Bow down thine ear to me; deliver me speedily; be thou my strong rock, for an house of defense to save me.
For thou art my rock and my fortress; therefore for thy name's sake lead me, and guide me.
Pull me out of the net that they have laid privily for me: for thou art my strength.
Into thine hand I commit my spirit: thou hast redeemed me, O Lord God of truth.
Psalm 31:16
Jessica rose only when she was absolutely certain that the others were asleep. On tiptoes, she crept out of the cave. The soft purring snores of sleeping children surrounded her. She felt a delicious synthesis of maternal concern and utter wickedness.

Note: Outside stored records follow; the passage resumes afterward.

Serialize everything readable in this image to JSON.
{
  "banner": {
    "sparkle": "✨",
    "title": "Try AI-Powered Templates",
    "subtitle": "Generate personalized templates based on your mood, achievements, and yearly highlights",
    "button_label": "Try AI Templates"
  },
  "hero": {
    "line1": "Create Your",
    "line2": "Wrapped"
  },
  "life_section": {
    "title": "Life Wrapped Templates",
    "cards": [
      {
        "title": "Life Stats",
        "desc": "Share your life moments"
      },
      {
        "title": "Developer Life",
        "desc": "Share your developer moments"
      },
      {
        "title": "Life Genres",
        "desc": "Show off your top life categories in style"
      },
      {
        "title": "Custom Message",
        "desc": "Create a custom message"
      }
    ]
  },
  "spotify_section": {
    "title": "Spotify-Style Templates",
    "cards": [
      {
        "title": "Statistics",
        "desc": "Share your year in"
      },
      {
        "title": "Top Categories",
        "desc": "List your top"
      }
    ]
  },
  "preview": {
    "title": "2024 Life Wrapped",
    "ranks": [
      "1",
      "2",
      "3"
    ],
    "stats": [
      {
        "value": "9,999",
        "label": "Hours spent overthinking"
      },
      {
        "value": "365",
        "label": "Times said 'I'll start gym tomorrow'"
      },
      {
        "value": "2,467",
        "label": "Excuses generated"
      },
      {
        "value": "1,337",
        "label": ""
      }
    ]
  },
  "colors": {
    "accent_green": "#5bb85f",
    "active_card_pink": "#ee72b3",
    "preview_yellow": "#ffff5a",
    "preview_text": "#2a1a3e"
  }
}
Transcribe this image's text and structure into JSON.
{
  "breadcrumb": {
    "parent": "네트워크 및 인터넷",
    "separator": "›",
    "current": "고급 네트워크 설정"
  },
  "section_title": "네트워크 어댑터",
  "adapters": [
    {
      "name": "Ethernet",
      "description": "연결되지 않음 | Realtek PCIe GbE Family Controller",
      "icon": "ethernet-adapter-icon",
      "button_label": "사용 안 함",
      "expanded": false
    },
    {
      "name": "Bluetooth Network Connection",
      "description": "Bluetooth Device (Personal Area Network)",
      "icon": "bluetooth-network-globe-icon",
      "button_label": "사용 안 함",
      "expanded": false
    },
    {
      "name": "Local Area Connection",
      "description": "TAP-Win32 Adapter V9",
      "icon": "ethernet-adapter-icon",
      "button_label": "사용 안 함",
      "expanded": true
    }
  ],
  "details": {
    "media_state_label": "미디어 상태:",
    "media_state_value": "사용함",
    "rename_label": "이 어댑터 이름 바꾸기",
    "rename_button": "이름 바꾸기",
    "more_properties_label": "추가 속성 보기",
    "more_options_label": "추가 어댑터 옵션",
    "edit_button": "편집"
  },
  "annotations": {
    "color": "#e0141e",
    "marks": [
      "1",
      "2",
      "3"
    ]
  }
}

Aaron waited just outside the cave, and held a finger to his lips.
"Shhh."
Jessica nodded, understanding the need for secrecy. This wasn't for Justin. Not anymore-he had made his choice, and Jessica had made hers. Her heart thudded in her chest as she followed Aaron down the path. They passed a tree, and it wasn't until they had passed that she realized that it wasn't just a shadow, but Trish, dark as the night. A Bottle Baby.
Trish joined them as they moved silently down the trail. Little Chaka and others drifted into their line until there were seven in all. They came to a small clearing near a very shallow running stream.
"Running water," she observed unnecessarily. "Everything I am, and everything I've learned says to stay away from it."
Aaron nodded. "In mortis veritas," he said.